Actions Needed:
1. Submit comments on the Draft Environmental Impact Statement (EIS) to Scott Ringgold, City Planner
2. Attend the Public Forum for the EIS. July 10, 6-8 p.m. - Center for Urban Horticulture
Participation Brings Influence.

Tuesday, March 11, 2008

Opportunity for a Second Site.

A large parcel of land at the nexus of Bellevue and Redmond just went on sale. Consider:

  • Overlake: 28 acres, 78$ million, zoned for up to 125 foot buildings and currently contains a former Group Health hospital (Seattle Times).
  • 136 Laurelon Condos: 6 acres, 93$ million, zoned residential (Seattle Times).
Yet CHRMC has told neighbors that the Overlake site is "too small."

The Hospital needs to consider a second in-patient site as part of its EIS. The impacts of a massive expansion at the Hospital's current site may very well be unmitigatable. This makes it ever-more essential for the Hospital to explicitly, publicly justify the trade-offs of accumulating 600 beds in NE Seattle vs. establishing a second site for in-patient care.

We ask: Why not put the beds where the kids are?


Consider where the kids are.
  • Seattle? Only 17% of the Hospital's patients came from Seattle in 2006, according to the Hospital’s own report. Furthermore, “Seattle [is] second only to San Francisco as the big city with the lowest percentage of households with children — only 20 percent have children under 18” (Seattle Times).
  • The Eastside (for example). Issaquah's population (for example) just grew 26% in one year alone (Seattle Times). Yet remember, Children’s has filed suit to halt Swedish’s construction of 175 new beds (including pediatric beds) in Issaquah (Seattle Times).
Consider real transportation hurdles for patients and families. If you are an Issaquah parent and your child is hospitalized, the last thing you want to do is to fight the 520 bridge to see her before/after/during work. In a hectic hospital, kids need their parents as both advocates and sustainers. If you're a kid, you don't want to have to spend your school days trucking to endless follow-up appointments (or a long series of tests) across the lake. Long distance travel discourages consistency in follow-up and ongoing care. Just a fact of our transportations mess. The out-patient clinics the Hospital plans to add are helpful, but they do not fix the problem of accessibility of in-patient care & follow-up.

Define "critical mass." The hospital claims that it won''t have "critical mass" for a second in-patient site. At the same time, it proposes adding 350 beds to the 250 it already has at one site, for a total of 600. Why wouldn't 350 beds be sufficient to establish a second site? The current site had 200 beds until only recently.

Publicly evaluate trade-offs of a second site. Yes, initial startup size at the second site might be a challenge and a trade-off, but it would be temporary. As for proximity to the UW, it's time to talk about technologies that let doctors participate in research seminars on campus via teleconferencing. Yes, doctors would sacrifice convenience with two campuses, but patients would gain better access to care. And a 350 bed hospital would certainly be self-sustaining, so cross-lake trips for doctors should not be a daily activity.

Publicly evaluate potential partnerships with other hospitals. To improve the accessibility of beds while making the most of scarce resources, could Children's add a pediatric wing to an existing--or new-- adult hospital? Yes, highly specialized care might remain located in Laurelhurst, but less-specialized care could be offered closer to kids' homes. Thinking out-of-the-box, could Children's partner with another hospital to co-locate adult and pediatric beds during the start-up phase for a new site, converting all beds to pediatric use in the long-term?

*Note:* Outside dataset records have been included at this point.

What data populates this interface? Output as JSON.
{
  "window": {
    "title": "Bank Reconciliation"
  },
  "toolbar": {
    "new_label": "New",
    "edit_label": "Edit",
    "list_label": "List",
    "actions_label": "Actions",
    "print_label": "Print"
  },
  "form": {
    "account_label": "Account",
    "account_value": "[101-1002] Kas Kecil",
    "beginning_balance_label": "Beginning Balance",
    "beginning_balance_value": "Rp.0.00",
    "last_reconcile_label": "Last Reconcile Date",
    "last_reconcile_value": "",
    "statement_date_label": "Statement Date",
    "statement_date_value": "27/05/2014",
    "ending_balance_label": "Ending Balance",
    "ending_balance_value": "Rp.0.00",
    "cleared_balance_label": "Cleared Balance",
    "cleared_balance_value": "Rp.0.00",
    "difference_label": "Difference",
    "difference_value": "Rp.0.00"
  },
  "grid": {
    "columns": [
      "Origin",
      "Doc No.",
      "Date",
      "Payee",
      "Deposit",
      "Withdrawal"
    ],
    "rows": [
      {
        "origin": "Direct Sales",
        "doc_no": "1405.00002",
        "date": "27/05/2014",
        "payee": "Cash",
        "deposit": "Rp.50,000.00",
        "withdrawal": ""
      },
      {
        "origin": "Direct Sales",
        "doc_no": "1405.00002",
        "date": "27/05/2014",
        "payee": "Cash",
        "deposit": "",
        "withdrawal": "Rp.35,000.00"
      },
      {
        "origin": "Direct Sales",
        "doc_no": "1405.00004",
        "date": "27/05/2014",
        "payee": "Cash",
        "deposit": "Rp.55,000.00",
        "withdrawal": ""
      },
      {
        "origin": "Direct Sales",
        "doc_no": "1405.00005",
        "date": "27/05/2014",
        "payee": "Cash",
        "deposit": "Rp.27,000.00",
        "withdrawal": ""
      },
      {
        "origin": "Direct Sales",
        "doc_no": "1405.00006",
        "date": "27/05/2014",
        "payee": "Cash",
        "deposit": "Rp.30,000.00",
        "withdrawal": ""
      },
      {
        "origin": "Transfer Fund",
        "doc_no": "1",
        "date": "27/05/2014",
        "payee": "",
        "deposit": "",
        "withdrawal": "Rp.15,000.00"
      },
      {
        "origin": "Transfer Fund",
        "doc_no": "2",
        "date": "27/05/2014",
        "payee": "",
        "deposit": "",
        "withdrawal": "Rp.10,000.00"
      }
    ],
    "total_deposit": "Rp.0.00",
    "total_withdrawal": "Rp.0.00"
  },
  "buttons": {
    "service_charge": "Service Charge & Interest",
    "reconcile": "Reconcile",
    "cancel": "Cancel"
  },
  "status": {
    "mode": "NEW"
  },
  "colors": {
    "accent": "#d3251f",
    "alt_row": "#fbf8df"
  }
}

We ask: Is it possible to put the beds where the kids are?

[Update:
Please note:
  • The Overlake site is most certainly not in Issaquah. We've heard of a letter from a hospital-paid legal team that claims that it is. Overlake is on the border of Bellevue & Redmond & right next to 520, as shown in the map above.
  • This post mentions Issaquah because of the Hospital's efforts to kill the addition of a hospital there, including pediatric beds accessible to that area. It is included as an example of how the Hospital needs to think more carefully about accessibility of care to patients.]